A POS Tagger for Code Mixed Indian Social Media Text - ICON-2016 NLP Tools Contest Entry from Surukam
This work addresses the challenge of POS tagging for code-mixed Indian languages on social media, which is important for NLP applications in multilingual contexts, but it is incremental as it builds on existing contest efforts.
The paper tackled POS tagging for code-mixed Indian social media text by building a tagger using Conditional Random Fields, achieving an overall average F1-score of 76.45%, which is comparable to the previous year's winning score of 76.79%.

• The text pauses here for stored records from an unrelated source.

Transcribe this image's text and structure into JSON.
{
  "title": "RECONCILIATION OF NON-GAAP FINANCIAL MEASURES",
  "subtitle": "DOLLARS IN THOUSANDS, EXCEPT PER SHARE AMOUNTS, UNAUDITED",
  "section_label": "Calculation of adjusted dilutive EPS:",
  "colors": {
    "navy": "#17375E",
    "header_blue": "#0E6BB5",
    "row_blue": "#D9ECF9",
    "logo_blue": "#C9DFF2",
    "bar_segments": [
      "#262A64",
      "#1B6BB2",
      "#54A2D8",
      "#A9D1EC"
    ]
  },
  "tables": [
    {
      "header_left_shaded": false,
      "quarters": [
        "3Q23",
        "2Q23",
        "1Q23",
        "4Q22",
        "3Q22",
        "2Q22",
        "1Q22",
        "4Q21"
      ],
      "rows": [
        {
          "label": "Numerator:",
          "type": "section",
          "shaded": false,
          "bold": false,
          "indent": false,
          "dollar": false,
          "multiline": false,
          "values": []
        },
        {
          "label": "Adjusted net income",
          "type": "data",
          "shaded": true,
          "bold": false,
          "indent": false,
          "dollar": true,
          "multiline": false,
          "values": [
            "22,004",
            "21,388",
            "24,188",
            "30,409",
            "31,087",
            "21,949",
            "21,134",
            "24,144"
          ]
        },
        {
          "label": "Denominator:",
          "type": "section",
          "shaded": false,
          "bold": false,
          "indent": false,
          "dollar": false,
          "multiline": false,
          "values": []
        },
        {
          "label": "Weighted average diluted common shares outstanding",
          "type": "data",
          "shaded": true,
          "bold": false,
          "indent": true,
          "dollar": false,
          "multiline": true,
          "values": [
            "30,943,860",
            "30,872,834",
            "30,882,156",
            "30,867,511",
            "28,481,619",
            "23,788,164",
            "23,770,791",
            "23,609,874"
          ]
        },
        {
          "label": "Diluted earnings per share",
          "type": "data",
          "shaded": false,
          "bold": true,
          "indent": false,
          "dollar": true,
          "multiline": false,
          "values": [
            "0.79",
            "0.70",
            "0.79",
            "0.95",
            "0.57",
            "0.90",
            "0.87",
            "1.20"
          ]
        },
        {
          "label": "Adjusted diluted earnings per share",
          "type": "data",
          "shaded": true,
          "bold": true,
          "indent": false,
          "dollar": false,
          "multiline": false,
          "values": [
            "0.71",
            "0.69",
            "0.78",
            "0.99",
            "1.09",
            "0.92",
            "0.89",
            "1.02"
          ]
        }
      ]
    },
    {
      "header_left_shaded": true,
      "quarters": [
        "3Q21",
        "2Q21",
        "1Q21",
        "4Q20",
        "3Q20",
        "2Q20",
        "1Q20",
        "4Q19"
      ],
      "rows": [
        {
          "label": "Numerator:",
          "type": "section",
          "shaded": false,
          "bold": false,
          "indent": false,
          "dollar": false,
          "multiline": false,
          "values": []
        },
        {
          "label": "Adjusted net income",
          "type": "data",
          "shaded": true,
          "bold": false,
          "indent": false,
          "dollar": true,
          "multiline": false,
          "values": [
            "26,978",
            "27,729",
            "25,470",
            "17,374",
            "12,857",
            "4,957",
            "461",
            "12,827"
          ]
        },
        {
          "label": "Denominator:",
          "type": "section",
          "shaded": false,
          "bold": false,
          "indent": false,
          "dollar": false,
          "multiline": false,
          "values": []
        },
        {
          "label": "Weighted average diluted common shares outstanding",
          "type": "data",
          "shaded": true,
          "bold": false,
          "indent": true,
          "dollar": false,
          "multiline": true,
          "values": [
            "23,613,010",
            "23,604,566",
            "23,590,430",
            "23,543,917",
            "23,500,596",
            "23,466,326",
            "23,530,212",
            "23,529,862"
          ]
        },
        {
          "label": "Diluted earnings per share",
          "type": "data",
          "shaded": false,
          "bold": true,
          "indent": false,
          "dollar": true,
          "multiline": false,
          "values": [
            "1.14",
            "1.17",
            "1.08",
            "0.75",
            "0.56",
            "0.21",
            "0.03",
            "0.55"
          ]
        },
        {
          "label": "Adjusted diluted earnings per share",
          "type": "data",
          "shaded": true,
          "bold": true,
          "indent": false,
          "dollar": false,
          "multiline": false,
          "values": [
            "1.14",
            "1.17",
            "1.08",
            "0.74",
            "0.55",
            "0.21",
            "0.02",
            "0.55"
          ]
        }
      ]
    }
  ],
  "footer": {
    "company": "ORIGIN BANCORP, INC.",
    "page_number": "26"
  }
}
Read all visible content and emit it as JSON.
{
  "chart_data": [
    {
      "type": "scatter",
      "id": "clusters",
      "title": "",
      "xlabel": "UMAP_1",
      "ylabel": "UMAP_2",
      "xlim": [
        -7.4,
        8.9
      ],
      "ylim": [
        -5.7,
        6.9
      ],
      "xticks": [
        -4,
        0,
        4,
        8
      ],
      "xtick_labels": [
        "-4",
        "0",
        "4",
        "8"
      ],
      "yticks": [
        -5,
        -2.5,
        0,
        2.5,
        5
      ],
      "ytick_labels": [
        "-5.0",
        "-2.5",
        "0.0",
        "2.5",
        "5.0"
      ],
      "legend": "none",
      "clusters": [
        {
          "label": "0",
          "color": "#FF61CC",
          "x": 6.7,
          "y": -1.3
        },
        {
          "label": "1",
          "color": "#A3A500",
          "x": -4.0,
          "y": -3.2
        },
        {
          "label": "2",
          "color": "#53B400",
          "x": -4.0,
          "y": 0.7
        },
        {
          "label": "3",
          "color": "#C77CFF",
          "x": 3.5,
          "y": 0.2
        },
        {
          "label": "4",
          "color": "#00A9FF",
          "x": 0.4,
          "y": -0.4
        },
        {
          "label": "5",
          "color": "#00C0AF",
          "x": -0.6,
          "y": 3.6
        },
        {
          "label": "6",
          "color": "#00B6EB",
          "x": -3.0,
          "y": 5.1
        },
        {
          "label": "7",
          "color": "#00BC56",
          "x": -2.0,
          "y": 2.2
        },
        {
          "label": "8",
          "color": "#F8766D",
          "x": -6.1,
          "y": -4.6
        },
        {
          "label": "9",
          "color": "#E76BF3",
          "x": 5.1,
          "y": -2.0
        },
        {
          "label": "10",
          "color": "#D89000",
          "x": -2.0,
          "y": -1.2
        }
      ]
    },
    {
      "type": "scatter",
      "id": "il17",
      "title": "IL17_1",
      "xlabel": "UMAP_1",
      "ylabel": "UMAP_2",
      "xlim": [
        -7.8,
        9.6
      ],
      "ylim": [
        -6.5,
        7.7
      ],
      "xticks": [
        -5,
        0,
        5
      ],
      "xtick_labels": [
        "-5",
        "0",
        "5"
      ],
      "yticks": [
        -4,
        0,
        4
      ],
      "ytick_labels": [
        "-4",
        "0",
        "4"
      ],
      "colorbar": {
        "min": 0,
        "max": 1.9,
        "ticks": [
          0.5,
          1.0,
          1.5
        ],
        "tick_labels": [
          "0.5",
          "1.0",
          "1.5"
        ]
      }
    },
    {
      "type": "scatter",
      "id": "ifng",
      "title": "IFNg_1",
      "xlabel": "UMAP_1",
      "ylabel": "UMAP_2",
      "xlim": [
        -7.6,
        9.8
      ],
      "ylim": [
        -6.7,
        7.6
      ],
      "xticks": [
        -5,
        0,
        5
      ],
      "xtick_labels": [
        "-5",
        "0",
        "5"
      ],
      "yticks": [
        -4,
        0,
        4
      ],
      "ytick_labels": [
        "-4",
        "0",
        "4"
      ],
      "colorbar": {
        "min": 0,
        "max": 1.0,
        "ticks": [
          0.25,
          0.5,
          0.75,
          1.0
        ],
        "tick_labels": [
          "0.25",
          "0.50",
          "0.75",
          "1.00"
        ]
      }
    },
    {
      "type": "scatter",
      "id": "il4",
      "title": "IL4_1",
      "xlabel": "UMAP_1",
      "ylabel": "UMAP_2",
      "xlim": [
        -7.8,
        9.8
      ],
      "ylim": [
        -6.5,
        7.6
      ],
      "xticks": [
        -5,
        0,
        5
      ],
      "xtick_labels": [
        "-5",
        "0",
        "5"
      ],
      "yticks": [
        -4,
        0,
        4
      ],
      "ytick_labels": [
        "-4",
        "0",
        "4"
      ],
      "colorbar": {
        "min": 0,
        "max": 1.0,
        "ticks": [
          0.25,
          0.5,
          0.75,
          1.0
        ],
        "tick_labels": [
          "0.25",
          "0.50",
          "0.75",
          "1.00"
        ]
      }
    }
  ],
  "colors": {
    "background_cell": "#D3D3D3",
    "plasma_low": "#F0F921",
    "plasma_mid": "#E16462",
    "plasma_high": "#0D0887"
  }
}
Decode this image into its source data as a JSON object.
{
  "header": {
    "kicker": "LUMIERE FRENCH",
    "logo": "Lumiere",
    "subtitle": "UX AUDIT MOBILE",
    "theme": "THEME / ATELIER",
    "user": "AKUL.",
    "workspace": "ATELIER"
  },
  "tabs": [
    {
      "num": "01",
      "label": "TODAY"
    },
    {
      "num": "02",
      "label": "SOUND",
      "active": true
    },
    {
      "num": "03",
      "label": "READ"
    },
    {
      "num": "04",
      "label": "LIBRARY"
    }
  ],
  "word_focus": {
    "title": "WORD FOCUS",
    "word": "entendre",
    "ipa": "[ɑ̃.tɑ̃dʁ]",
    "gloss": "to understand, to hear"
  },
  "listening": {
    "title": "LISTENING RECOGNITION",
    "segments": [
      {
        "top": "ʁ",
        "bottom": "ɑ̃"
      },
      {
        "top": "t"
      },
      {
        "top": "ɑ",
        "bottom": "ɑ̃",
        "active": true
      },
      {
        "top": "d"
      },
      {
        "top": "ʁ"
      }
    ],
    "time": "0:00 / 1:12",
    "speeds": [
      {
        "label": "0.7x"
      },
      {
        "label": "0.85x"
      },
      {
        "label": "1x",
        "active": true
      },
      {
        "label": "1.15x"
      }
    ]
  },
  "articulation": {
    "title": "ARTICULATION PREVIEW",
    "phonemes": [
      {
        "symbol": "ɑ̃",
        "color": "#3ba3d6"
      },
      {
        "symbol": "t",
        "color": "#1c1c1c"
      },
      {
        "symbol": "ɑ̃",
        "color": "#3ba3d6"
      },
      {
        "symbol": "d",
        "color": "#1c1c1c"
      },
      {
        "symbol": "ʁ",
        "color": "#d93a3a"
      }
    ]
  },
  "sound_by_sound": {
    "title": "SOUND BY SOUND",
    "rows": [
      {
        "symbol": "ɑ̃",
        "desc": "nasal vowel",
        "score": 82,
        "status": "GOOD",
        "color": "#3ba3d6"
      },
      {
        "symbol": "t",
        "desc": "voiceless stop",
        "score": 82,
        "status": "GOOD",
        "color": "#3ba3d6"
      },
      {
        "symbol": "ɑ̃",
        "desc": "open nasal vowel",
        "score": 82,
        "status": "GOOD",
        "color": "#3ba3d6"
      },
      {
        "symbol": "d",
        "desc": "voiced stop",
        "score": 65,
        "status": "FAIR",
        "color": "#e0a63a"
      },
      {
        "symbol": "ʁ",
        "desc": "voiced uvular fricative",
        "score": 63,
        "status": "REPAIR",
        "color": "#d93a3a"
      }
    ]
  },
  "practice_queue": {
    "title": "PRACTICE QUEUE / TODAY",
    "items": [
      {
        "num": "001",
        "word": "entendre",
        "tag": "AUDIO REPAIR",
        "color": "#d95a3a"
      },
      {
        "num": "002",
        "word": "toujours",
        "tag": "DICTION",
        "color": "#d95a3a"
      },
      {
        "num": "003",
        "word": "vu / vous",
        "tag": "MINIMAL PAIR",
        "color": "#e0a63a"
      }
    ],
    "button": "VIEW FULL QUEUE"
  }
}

Building Part-of-Speech (POS) taggers for code-mixed Indian languages is a particularly challenging problem in computational linguistics due to a dearth of accurately annotated training corpora. ICON, as part of its NLP tools contest has organized this challenge as a shared task for the second consecutive year to improve the state-of-the-art. This paper describes the POS tagger built at Surukam to predict the coarse-grained and fine-grained POS tags for three language pairs - Bengali-English, Telugu-English and Hindi-English, with the text spanning three popular social media platforms - Facebook, WhatsApp and Twitter. We employed Conditional Random Fields as the sequence tagging algorithm and used a library called sklearn-crfsuite - a thin wrapper around CRFsuite for training our model. Among the features we used include - character n-grams, language information and patterns for emoji, number, punctuation and web-address. Our submissions in the constrained environment,i.e., without making any use of monolingual POS taggers or the like, obtained an overall average F1-score of 76.45%, which is comparable to the 2015 winning score of 76.79%.